As you sit there, I come behind you and rest my hands on your head. Close your eyes and try to feel those hands. Then I being moving my hands down and resting them on your shoulders as if I were releasing oil on your head – anointing you, as God does in this psalm. So as you sit across the table from that difficult person, you feel secure because you are anointed by God. The difficult person sees that you are special, set aside, anointed by God in some way. You have everything you need. But you may still feel anxious across from the “enemy,” so God – again from behind – reaches over you and keeps filling up the cup of water. One’s throat is often dry when afraid, but God can provide everything you need in these tense moments. (Weavings, vol. XXVII, no. 3)

My prayer for us all is that we might know such grace – such peace. Even in our darkest valleys we are not alone. This risen Christ is our aid – our strong deliverer – our cup-filler in dry places.

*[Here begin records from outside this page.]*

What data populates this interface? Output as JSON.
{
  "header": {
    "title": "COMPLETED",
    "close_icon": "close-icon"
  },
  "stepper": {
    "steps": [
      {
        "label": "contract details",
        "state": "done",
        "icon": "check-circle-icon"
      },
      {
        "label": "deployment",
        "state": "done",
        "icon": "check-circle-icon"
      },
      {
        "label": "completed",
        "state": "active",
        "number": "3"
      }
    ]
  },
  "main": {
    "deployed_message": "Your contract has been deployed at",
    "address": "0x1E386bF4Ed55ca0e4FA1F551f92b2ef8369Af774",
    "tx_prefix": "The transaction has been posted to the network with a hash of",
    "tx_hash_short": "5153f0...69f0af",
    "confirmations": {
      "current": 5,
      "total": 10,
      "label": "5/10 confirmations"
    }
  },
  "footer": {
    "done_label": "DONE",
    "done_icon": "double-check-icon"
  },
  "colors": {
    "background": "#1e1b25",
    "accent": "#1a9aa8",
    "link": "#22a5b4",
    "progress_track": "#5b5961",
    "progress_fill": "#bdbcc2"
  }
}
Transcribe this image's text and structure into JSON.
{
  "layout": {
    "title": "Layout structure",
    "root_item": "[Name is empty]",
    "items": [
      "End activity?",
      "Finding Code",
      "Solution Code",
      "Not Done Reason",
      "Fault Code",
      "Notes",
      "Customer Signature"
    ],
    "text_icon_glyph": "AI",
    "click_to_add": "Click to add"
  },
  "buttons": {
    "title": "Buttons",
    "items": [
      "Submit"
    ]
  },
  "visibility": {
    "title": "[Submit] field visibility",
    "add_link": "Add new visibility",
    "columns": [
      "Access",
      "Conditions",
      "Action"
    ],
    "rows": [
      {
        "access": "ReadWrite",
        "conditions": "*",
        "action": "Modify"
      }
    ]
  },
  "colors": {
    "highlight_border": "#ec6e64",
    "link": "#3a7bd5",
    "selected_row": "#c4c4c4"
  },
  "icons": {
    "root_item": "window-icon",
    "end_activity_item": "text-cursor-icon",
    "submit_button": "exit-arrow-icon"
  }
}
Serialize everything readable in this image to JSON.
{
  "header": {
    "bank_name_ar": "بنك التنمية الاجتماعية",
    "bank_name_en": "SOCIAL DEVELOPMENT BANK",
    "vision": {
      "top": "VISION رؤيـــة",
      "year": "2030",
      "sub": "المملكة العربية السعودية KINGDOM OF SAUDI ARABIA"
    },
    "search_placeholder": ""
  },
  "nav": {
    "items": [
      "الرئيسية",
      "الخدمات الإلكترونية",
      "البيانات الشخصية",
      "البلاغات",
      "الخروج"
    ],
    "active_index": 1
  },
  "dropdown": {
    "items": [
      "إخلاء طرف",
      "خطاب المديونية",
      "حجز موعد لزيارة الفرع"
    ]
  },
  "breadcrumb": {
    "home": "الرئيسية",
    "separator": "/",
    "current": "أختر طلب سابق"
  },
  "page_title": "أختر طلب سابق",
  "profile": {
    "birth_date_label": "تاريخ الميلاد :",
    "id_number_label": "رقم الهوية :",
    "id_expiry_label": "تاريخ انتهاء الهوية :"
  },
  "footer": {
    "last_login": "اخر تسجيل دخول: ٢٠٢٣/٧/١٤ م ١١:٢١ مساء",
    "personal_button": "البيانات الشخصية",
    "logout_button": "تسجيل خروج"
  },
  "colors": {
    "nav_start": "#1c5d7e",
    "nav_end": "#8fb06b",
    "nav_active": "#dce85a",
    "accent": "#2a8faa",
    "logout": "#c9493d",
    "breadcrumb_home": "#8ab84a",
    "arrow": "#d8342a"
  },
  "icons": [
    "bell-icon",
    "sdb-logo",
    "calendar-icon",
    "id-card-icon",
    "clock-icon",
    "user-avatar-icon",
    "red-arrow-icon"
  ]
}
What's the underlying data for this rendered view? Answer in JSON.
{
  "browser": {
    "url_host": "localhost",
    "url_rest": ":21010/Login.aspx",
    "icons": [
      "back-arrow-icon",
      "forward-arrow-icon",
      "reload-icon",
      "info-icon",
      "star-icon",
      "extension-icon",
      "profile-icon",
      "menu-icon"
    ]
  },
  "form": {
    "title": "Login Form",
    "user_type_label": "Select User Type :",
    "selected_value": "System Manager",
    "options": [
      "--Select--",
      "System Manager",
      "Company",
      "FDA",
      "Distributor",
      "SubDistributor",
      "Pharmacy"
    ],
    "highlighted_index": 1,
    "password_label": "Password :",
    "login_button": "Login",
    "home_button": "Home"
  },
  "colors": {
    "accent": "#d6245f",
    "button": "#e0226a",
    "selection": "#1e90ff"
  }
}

I want to close with one final blessing – one I hope never to give you until your life has been filled with years of blessings and happiness. You see, whenever I’m called in the middle of the night to a death bed – these words are spoken to call one final time on the Good Shepherd of the sheep.

Into your hands, O merciful Savior,
we commend your servant
Acknowledge, we humbly pray,
a sheep of your own fold
a lamb of your own flock
a sinner of your own redeeming.
Receive her into the arms of your mercy
into the blessed rest of everlasting peace,
and into the glorious company of the saints in light.

It is a peace that sustains here and now – and in the life to come. Now, the peace of God which passes all understanding keep your hearts and minds in Christ Jesus, our Lord. Amen.